8. Miller acted with scienter. For over two years, Miller followed the clients' requests to invest conservatively by investing them in cash or large cap equities. After Miller had lost another large account which had been the source of most of his commissions, he suddenly began trading options in the sisters' accounts, generating over $150,000 in commissions in only nine months. Miller failed to disclose the risks of option trading to the sisters and continued to trade options after the sisters had suffered substantial losses. Moreover, when the sisters expressed concern about the losses, Miller reassured them that he could recover their losses through more options trading.

9. Thus, Miller willfully violated the antifraud provisions of Section 17(a) of the Securities Act and Section 10(b) of the Exchange Act and Rule 10b-5 thereunder by engaging in unsuitable trading and churning of his clients' accounts.

IV.

Based on the foregoing, the Commission deems it appropriate in the public interest to accept the Offer of Settlement submitted by Miller.
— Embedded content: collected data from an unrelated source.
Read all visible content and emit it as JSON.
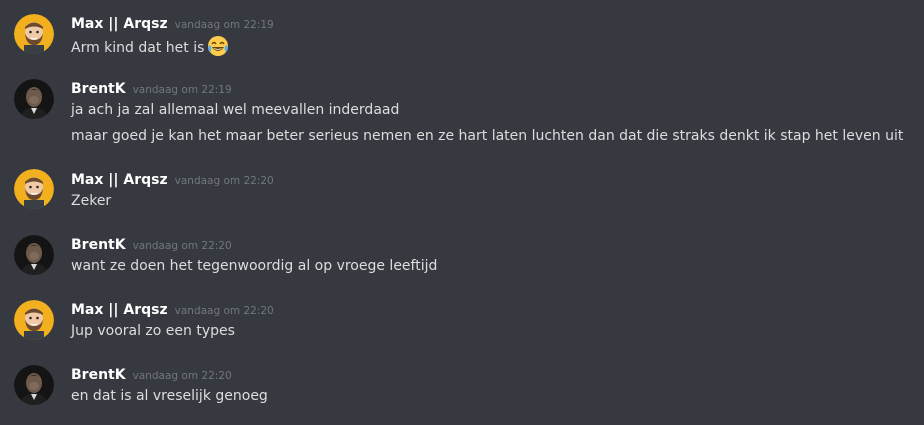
{
  "messages": [
    {
      "author": "Max || Arqsz",
      "avatar": "cartoon-bearded-man-avatar",
      "timestamp": "vandaag om 22:19",
      "lines": [
        {
          "text": "Arm kind dat het is",
          "emoji": "face-with-tears-of-joy"
        }
      ]
    },
    {
      "author": "BrentK",
      "avatar": "dark-photo-man-avatar",
      "timestamp": "vandaag om 22:19",
      "lines": [
        {
          "text": "ja ach ja zal allemaal wel meevallen inderdaad"
        },
        {
          "text": "maar goed je kan het maar beter serieus nemen en ze hart laten luchten dan dat die straks denkt ik stap het leven uit"
        }
      ]
    },
    {
      "author": "Max || Arqsz",
      "avatar": "cartoon-bearded-man-avatar",
      "timestamp": "vandaag om 22:20",
      "lines": [
        {
          "text": "Zeker"
        }
      ]
    },
    {
      "author": "BrentK",
      "avatar": "dark-photo-man-avatar",
      "timestamp": "vandaag om 22:20",
      "lines": [
        {
          "text": "want ze doen het tegenwoordig al op vroege leeftijd"
        }
      ]
    },
    {
      "author": "Max || Arqsz",
      "avatar": "cartoon-bearded-man-avatar",
      "timestamp": "vandaag om 22:20",
      "lines": [
        {
          "text": "Jup vooral zo een types"
        }
      ]
    },
    {
      "author": "BrentK",
      "avatar": "dark-photo-man-avatar",
      "timestamp": "vandaag om 22:20",
      "lines": [
        {
          "text": "en dat is al vreselijk genoeg"
        }
      ]
    }
  ],
  "colors": {
    "background": "#36393f",
    "author": "#ffffff",
    "timestamp": "#72767d",
    "text": "#dcddde"
  }
}
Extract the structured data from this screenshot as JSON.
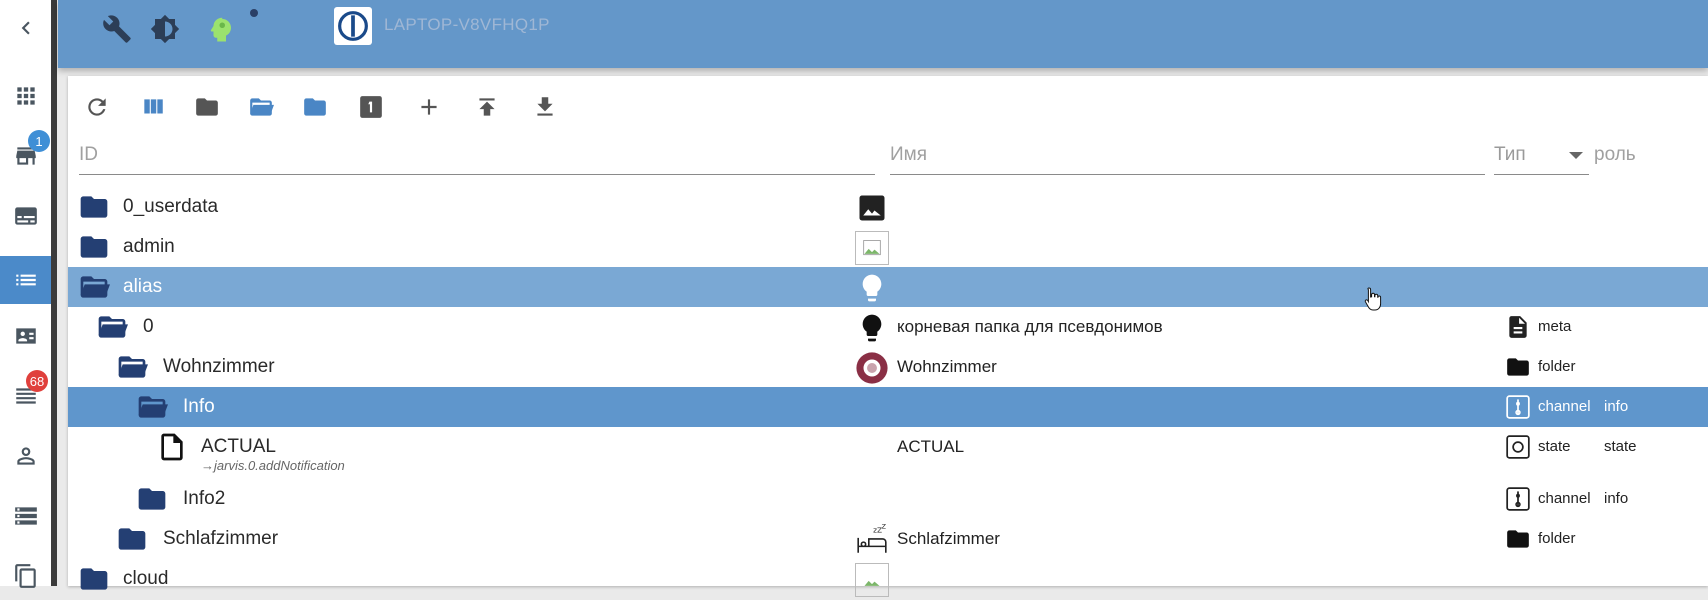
{
  "header": {
    "hostname": "LAPTOP-V8VFHQ1P",
    "icons": [
      "wrench-icon",
      "brightness-icon",
      "expert-mode-icon",
      "iobroker-logo"
    ]
  },
  "sidebar": {
    "items": [
      {
        "name": "collapse-icon"
      },
      {
        "name": "apps-icon"
      },
      {
        "name": "adapters-icon",
        "badge": "1"
      },
      {
        "name": "instances-icon"
      },
      {
        "name": "objects-icon",
        "active": true
      },
      {
        "name": "enums-icon"
      },
      {
        "name": "logs-icon",
        "badge": "68"
      },
      {
        "name": "users-icon"
      },
      {
        "name": "hosts-icon"
      },
      {
        "name": "files-icon"
      }
    ]
  },
  "toolbar": {
    "buttons": [
      "refresh",
      "columns",
      "collapse-all",
      "expand",
      "folder",
      "one-level",
      "add",
      "upload",
      "download"
    ]
  },
  "filters": {
    "id_placeholder": "ID",
    "name_placeholder": "Имя",
    "type_placeholder": "Тип",
    "role_placeholder": "роль"
  },
  "rows": [
    {
      "id": "0_userdata",
      "name": "",
      "type": "",
      "role": ""
    },
    {
      "id": "admin",
      "name": "",
      "type": "",
      "role": ""
    },
    {
      "id": "alias",
      "name": "",
      "type": "",
      "role": ""
    },
    {
      "id": "0",
      "name": "корневая папка для псевдонимов",
      "type": "meta",
      "role": ""
    },
    {
      "id": "Wohnzimmer",
      "name": "Wohnzimmer",
      "type": "folder",
      "role": ""
    },
    {
      "id": "Info",
      "name": "",
      "type": "channel",
      "role": "info"
    },
    {
      "id": "ACTUAL",
      "alias": "→jarvis.0.addNotification",
      "name": "ACTUAL",
      "type": "state",
      "role": "state"
    },
    {
      "id": "Info2",
      "name": "",
      "type": "channel",
      "role": "info"
    },
    {
      "id": "Schlafzimmer",
      "name": "Schlafzimmer",
      "type": "folder",
      "role": ""
    },
    {
      "id": "cloud",
      "name": "",
      "type": "",
      "role": ""
    }
  ],
  "colors": {
    "header": "#6497c9",
    "selected_row": "#5f96cc",
    "hover_row": "#7aa8d4",
    "folder": "#243f73"
  }
}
Accordingly, IT IS HEREBY ORDERED that:

A. Pursuant to Section 8A of the Securities Act and Section 21C of the Exchange Act, respondent Miller cease and desist from committing or causing any violation and any future violation of Section 17(a) of the Securities Act and Section 10(b) of the Exchange Act and Rule 10b-5 thereunder;

B. Miller be and hereby is barred, pursuant to Section 15(b) of the Exchange Act, from association with any broker or dealer and is prohibited, pursuant to Section 9(b) of the Investment Company Act, from serving or acting as an employee, officer, director, member of an advisory board, investment adviser or depositor of, or principal underwriter for a registered investment company or affiliated person of such investment adviser, depositor, or principal underwriter;

C. Miller shall pay disgorgement of $118,000 plus prejudgment interest, but that payment of such amount is waived based upon Miller's sworn representations in his Statement of Financial Condition dated October 25, 2001 and other documents submitted to the Commission;

D. Based upon Miller's sworn representations in his Statement of Financial Condition dated October 25, 2001 and other documents submitted to the Commission, the Commission is not imposing a civil penalty against Miller;

E. The Division of Enforcement may, at any time following the entry of this Order, petition the Commission to: (1) reopen this matter to consider whether Miller provided accurate and complete financial information at the time such representations were made; (2) seek an order directing payment of disgorgement and prejudgment interest; and (3) seek an order directing payment of the maximum civil penalty allowable under the law. No other issues shall be considered in connection with this petition other than whether the financial information provided by Miller was fraudulent, misleading, inaccurate or incomplete in any material respect. Miller may not, by way of defense to any such petition, (1) contest the findings in this Order; (2) assert that payment of disgorgement and interest should not be ordered; (3) contest the amount of disgorgement and interest to be ordered; (4) assert that payment of a penalty should not be ordered; (5) contest the imposition of the maximum penalty allowable under the law; or (6) assert any defense to liability or remedy, including, but not limited to, any statute of limitations defense.

By the Commission.

Jonathan G. Katz
Secretary

Footnote

1 The findings herein are not binding on anyone other than Miller.